Saturday, April 19, 2008

Beach Cleanup

In honor of Earth Day on April 22nd, Maho Bay Staff members cleaned up Big Maho Beach and Francis Beach. Between the two beaches we picked up 6 trash bags worth of garbage, including over 400 cigarette butts! We also found half a shoe, a few pirate toys, and part of a park bench. Friends of the Park asks organizations and businesses to sponsor beaches each year. For as long as we can remember, we have been sponsoring both Big Maho and Francis which we clean twice a year. As walked down the beach with our bags, several people asked us in disbelief, "Did all of that came from this beach?" Unfortunately, yes.

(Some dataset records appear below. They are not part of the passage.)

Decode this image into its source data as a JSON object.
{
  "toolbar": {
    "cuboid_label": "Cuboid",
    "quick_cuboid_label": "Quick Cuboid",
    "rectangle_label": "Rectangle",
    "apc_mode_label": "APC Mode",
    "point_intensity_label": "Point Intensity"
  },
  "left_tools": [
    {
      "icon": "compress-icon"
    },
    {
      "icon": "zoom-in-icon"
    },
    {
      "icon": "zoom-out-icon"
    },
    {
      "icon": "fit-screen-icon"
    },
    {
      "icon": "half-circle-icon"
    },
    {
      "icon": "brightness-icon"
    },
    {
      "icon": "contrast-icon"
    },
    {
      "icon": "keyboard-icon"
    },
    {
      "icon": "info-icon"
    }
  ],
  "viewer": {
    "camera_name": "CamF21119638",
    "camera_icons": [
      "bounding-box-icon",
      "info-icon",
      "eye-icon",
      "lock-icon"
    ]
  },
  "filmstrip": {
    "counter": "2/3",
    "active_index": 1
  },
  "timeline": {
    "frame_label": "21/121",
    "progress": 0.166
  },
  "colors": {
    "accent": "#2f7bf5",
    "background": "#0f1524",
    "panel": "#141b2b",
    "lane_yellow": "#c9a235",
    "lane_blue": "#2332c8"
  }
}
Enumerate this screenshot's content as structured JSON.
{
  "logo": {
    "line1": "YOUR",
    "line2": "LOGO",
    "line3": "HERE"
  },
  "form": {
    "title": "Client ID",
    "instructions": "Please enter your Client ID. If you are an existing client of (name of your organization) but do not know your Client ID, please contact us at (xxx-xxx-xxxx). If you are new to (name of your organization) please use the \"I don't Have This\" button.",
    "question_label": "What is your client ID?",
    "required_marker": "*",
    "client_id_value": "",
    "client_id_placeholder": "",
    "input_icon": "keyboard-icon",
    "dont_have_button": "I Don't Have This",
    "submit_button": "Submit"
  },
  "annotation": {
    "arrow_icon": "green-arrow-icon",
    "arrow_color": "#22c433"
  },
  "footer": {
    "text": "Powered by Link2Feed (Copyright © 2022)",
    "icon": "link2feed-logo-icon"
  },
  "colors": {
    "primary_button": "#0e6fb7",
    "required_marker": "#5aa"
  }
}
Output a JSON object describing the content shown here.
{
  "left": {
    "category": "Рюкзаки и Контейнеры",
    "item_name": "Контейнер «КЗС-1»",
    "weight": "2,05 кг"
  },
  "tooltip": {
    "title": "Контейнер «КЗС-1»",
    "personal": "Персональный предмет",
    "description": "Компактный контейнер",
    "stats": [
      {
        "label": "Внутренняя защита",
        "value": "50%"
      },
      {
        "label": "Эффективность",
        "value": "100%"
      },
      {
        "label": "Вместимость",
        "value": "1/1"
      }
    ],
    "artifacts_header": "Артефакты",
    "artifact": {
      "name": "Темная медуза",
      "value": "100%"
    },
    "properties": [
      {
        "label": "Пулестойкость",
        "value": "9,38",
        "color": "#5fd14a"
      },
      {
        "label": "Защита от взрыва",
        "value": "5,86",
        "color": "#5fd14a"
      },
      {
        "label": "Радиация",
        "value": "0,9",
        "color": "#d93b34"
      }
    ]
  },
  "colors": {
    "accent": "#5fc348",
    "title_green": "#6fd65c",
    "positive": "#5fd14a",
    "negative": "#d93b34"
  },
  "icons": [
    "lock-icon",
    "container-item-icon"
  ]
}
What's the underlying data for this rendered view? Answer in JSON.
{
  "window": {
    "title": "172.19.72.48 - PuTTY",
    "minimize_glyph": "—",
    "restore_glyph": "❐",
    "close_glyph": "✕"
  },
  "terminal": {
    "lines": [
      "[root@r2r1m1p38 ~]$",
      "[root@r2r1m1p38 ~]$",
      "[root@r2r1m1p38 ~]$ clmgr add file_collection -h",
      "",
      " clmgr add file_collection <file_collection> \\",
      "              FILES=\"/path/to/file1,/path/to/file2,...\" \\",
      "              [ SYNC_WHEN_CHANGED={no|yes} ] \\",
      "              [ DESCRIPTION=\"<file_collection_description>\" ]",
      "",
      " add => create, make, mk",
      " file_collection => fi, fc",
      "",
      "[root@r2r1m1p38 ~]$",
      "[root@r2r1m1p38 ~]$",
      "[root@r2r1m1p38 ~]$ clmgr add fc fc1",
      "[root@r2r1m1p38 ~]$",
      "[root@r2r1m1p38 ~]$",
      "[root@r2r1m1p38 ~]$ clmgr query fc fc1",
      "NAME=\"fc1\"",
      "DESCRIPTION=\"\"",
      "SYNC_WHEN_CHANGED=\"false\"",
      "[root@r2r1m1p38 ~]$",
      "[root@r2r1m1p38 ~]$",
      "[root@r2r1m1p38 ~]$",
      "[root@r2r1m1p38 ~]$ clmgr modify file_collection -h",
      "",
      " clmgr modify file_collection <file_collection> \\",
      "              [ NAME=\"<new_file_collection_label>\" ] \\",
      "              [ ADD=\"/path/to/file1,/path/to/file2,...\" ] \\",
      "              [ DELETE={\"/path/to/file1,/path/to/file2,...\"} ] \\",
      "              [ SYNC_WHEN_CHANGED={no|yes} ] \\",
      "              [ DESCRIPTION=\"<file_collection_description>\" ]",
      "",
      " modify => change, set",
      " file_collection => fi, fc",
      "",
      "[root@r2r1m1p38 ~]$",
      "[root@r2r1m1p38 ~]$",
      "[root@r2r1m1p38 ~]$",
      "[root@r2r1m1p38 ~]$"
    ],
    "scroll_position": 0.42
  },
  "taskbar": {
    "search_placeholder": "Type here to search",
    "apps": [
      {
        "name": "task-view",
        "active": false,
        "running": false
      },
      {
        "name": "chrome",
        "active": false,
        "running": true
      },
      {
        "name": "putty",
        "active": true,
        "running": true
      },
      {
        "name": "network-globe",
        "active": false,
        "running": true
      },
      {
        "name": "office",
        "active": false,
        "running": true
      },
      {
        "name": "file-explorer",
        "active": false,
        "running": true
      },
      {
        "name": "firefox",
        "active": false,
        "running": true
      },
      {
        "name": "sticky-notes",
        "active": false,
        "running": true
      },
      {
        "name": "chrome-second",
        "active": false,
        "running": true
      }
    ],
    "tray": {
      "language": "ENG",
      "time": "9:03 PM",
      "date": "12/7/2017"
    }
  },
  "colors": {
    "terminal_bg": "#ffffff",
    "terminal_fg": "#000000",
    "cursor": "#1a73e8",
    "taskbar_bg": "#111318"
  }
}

On a side note, someone pointed out today that we take dog droppings and place them in plastic bags.......seems a little material being placed in plastic....... Maybe we could just start throwing it in the bushes. A fertilized plant is a happy plant.

Wednesday, March 26, 2008

March 23 Sunset

It's always nice to see the sun set into the water or behind St. Thomas. Sometimes though it is too cloudy. Those days aren't so bad either.....

Saturday, March 22, 2008

Glass Blowing

We were recently informed that a video of our glass blowers was on YouTube. The glass they are using is recycled Corona and Carib bottles. The glass blowers are Jake and Greg.

Sunday, March 9, 2008

Local News

Maho Bay Camps, or at least the land it sits on, has made the local newspaper. The VI Daily News has recently published an article concerning the real estate listing of our 13.82 acres for $32 million dollars. To read the article visit: Maho Article

We will be sure to share more information as it becomes available.

Monday, February 25, 2008

Organic is now Vintage

It is no secret that Maho Bay has a large population of repeat guests. Often times past guests will bring with them t-shirts they purchased on a previous stay. It lets others around camp know that this is not their first rodeo at Maho Bay. People bring back t-shirts they bought 15 and 20 years ago, and now we are bringing them back. The difference is they are now on Organic Cotton. We have chosen several of the "vintage" shirts that guests have worn and had the artwork reproduced. The easy part was choosing which shirts to do, the hard part was getting them done on Organic Cotton. It was a tough battle but Tim, our store manager, was able to overcome and bring us these more eco-friendly versions of things past.

Saturday, February 9, 2008

Gone Ketchin

The dock in Cruz Bay has started to smell a lot like a fast food restaurant lately. There is some good news and some bad news. The bad news is its not coming from brand new burger joint. The good news is its not diesel fuel, its Gone Ketchin, a 31' Sport Fishing boat based out of Cruz Bay. Last year Marsha and Capt. Grizz converted one engine, and then two, to run on SVO (Straight Vegetable Oil). They make their weekly rounds to pick up oil that would have otherwise been thrown away from restaurants in town. This has been a win-win situation. The Restaurants previously had to pay someone to properly dispose of their waste oil and Marsha and Grizz used to pay for diesel. Now they gladly haul the oil off for free and use it in lieu of carbon based fuels, I should have added another "win" in there for the environment.
More good news is that the trend is catching on. World Class Anglers is now running 50% vegetable oil as well. As more and more people/businesses become aware of new technologies that are not only affordable, but actually reduce cost and are a benefit to the environment, then change happens and we all benefit.

To plan a fishing trip, contact our activities desk at 340-693-5721 ext 212.

UPDATE: Gone Ketchin is now being supplied with Vegetable Oil from the Pavilion Restaurant at Maho Bay!